Tende Pietari de nós – Parte 1

As visitas à Finlândia continuaram, o que nos fez ficar muito felizes pelo fato de termos amigos e familiares queridos, que não nos esquecem. Para outros – principalmente aqueles que cobram novos posts, lêem o blog, mas não comentam, – a gente faz um voodoo bem legal.

Recebemos Sarah e Renato, dois grandes amigos (“amigo”, sinceramente, descreve pouco o que os dois são para mim). As aventuras deles por aqui eu comento em outra oportunidade. Em seguida, recebemos Cacilda e Messias, também conhecidos como os pais da Flávia, ou meus sogros. Eles passaram três semanas, mais ou menos, com a gente.

Logo após chegarem a Helsinque, eles e Flávia seguiram para viagens escandinavas. Conheceram Estocolmo e Copenhague. Fizeram uma rápida parada em Helsinque e passaram um dia em Tallinn. Sobre essas viagens, cobrem a co-autora do blog, que não se dignou a colocar uma foto ou comentário online.

Depois de matar a saudade da esposa – esse negócio de ficar longe dela definitivamente não é bom – viajamos os quatro para São Petersburgo – ou Pietari, como dizem os finlandeses -, no dia 3 de setembro. Pegamos o trem “Sibelius” na sexta-feira, logo cedo, e partimos em direção à mother Russia. Eu estava preocupado em conseguir efetivamente aproveitar a viagem – ou, ao menos não atrapalhar muito a dos meus companheiros: uma forte gripe havia me deixado de cama antes da viagem, e eu ainda não havia me recuperado totalmente.

São cinco horas, mais ou menos, de trem até lá. A viagem, em si, não demoraria tanto, não fossem todos os procedimentos de alfândega e imigração. Para os brasileiros, independente do tipo de passaporte, a coisa toda ficou mais fácil, já que, desde meados de 2010, entrou em vigor o Acordo entre o Brasil e a Rússia para a Isenção de Vistos de Curta Duração. Na dúvida e por segurança, levamos uma cópia do Acordo, em russo, no bolso. Entre os Governos decidirem algo e o guardinha de fronteira ficar sabendo e incorporar no dia a dia, às vezes pode levar algum tempo...  No caso da nossa viagem, tanto as autoridades russas quanto finlandesas aparentemente já estavam notificadas, e não houve qualquer problema para atravessarmos a fronteira. 

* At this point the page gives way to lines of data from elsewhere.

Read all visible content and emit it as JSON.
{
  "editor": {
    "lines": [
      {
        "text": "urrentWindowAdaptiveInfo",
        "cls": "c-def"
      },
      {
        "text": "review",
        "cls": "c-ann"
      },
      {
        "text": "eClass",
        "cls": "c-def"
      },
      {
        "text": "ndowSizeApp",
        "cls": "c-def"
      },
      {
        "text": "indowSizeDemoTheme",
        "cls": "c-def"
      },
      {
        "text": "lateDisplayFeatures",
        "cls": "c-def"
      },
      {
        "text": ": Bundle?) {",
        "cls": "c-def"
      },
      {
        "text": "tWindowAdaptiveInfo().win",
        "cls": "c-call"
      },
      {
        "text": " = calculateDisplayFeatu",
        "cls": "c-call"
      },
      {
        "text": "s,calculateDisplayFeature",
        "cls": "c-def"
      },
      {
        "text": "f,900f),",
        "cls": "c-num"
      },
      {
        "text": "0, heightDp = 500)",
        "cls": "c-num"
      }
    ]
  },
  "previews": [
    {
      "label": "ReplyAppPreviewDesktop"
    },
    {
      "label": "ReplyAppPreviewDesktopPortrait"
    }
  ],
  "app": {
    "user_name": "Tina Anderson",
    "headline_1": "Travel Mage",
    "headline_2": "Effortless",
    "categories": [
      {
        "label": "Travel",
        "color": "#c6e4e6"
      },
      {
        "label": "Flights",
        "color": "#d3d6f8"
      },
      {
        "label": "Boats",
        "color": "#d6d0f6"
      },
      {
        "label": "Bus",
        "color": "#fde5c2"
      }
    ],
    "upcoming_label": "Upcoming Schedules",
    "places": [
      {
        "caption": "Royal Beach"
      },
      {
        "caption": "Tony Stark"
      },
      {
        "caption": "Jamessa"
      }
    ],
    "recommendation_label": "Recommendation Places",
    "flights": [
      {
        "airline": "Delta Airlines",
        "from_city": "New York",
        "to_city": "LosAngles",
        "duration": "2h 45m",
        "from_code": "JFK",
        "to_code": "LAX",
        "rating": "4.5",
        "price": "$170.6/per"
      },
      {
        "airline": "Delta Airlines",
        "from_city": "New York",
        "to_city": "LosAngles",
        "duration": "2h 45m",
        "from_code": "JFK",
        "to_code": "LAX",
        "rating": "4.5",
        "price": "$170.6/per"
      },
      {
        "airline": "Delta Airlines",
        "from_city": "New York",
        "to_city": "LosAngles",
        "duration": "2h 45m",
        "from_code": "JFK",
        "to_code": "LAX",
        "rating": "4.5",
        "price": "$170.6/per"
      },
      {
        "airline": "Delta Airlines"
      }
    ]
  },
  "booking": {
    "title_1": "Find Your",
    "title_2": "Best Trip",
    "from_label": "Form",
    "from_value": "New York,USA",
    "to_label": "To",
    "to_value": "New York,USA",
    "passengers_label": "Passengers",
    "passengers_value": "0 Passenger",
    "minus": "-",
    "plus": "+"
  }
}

Viajar em paz, entretanto, está se tornando uma utopia... embora o trem fosse confortável, com cadeiras reclináveis, vagão restaurante bem razoável e companhia muito bem vinda, é difícil ter um mínimo de sossego – ainda mais quando se quer descansar durante o trajeto - quando os pais não controlam suas crianças. No caso do vagão que ocupamos, não bastasse ter duas crianças chorando e urrando boa parte da viagem,  os pais ainda achavam graça quando ela iam perturbar os outros passageiros. Nada contra os piás, que estão fazendo a parte deles...  pais mal educados e despreparados é que são o problema.

Você acha uma gracinha seu filho querer quebrar o recorde de decibeis alcançado por um ser humano?  Vou contar uma novidade para você: não, não é legal. Você acha que a criança deve explorar o mundo e conhecê-lo?  Concordo plenamente, mas não a custa do sossego alheio. Há lugar para tudo, zezinho, inclusive pro seu pestinha aprender a conviver em espaços comuns. Depois, cresce e vira adulto sem noção de coletividade, e você ainda vai achar ruim.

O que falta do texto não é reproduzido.